H. Scott Gordon
* Deceased
Distinguished Professor (Emeritus) - 1981
Professor Gordon was born in Halifax, Nova Scotia. He attended public schools there and obtained his bachelor's degree from Dalhousie University in 1944. He did his graduate work in economics at Columbia University and McGill University. At McGill, he was a lecturer in economics in 1947-1948 and then went to a new institution - Carleton College - that was being established in Ottawa. He organized an economics department at Carleton and was its chairman for six years. In 1966, he came to Indiana University as professor of Economics, and was the chairman of the department from 1970-1973. His appointment at Indiana was split, in 1983, between the Economics Department and the Department of the History and Philosophy of Science. In 1970, Professor Gordon was appointed to the faculty at Queen's University (Kingston, Ontario) to teach a summer course for graduate students in the history of economic theory. He continued to do this until 1996.
In recognition of his role in the establishment of an economics curriculum at Carleton (now Carleton University), a symposium in Professor Gordon's honor was held there in 1988 and published as a festschrift.
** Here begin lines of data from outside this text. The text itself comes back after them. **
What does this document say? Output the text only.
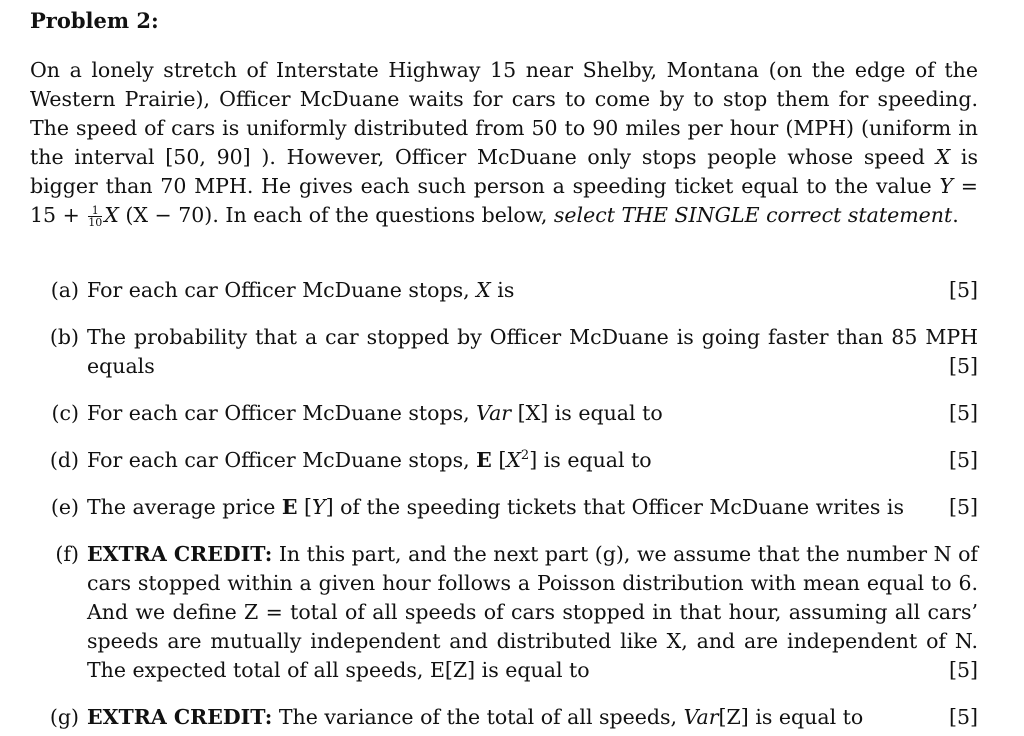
Problem 2:

On a lonely stretch of Interstate Highway 15 near Shelby, Montana (on the edge of the Western Prairie), Officer McDuane waits for cars to come by to stop them for speeding. The speed of cars is uniformly distributed from 50 to 90 miles per hour (MPH) (uniform in the interval [50, 90] ). However, Officer McDuane only stops people whose speed X is bigger than 70 MPH. He gives each such person a speeding ticket equal to the value $Y = 15 + \frac{1}{10}$ X (X − 70). In each of the questions below, select THE SINGLE correct statement.

(a) For each car Officer McDuane stops, X is	[5]
(b) The probability that a car stopped by Officer McDuane is going faster than 85 MPH equals	[5]
(c) For each car Officer McDuane stops, Var [X] is equal to	[5]
(d) For each car Officer McDuane stops, E $[X^2]$ is equal to	[5]
(e) The average price E [Y] of the speeding tickets that Officer McDuane writes is [5]
(f) EXTRA CREDIT: In this part, and the next part (g), we assume that the number N of cars stopped within a given hour follows a Poisson distribution with mean equal to 6. And we define Z = total of all speeds of cars stopped in that hour, assuming all cars’ speeds are mutually independent and distributed like X, and are independent of N. The expected total of all speeds, E[Z] is equal to	[5]
(g) EXTRA CREDIT: The variance of the total of all speeds, Var[Z] is equal to	[5]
At its Convocation in 1992, Carleton awarded him the honorary degree of Ll.D. His other honors include receipt of a Guggenheim Fellowship in 1965, the presidencies of the Canadian Economics Association and the Western (U.S.) Economic Association in 1976-77, and appointment to give IU's Distinguished Faculty Research Lecture in 1990.
Professor Gordon's initial research centered on monetary theory and policy, and the economics of natural resource industries; a paper of his on the economic theory of common property resources such as sea fisheries was frequently reprinted since its publication in 1954.
Professor Gordon's scholarly interests gravitated, in the 1960s, towards the study of the history of economics and broadened to embrace the history of all of the social sciences, and the epistemological problems of social research. In 1990, his book on The History and Philosophy of Social Science was published by Routledge, and a book entitled Controlling the State: Constitutionalism from Ancient Athens to Today was published by Harvard University Press in 1999.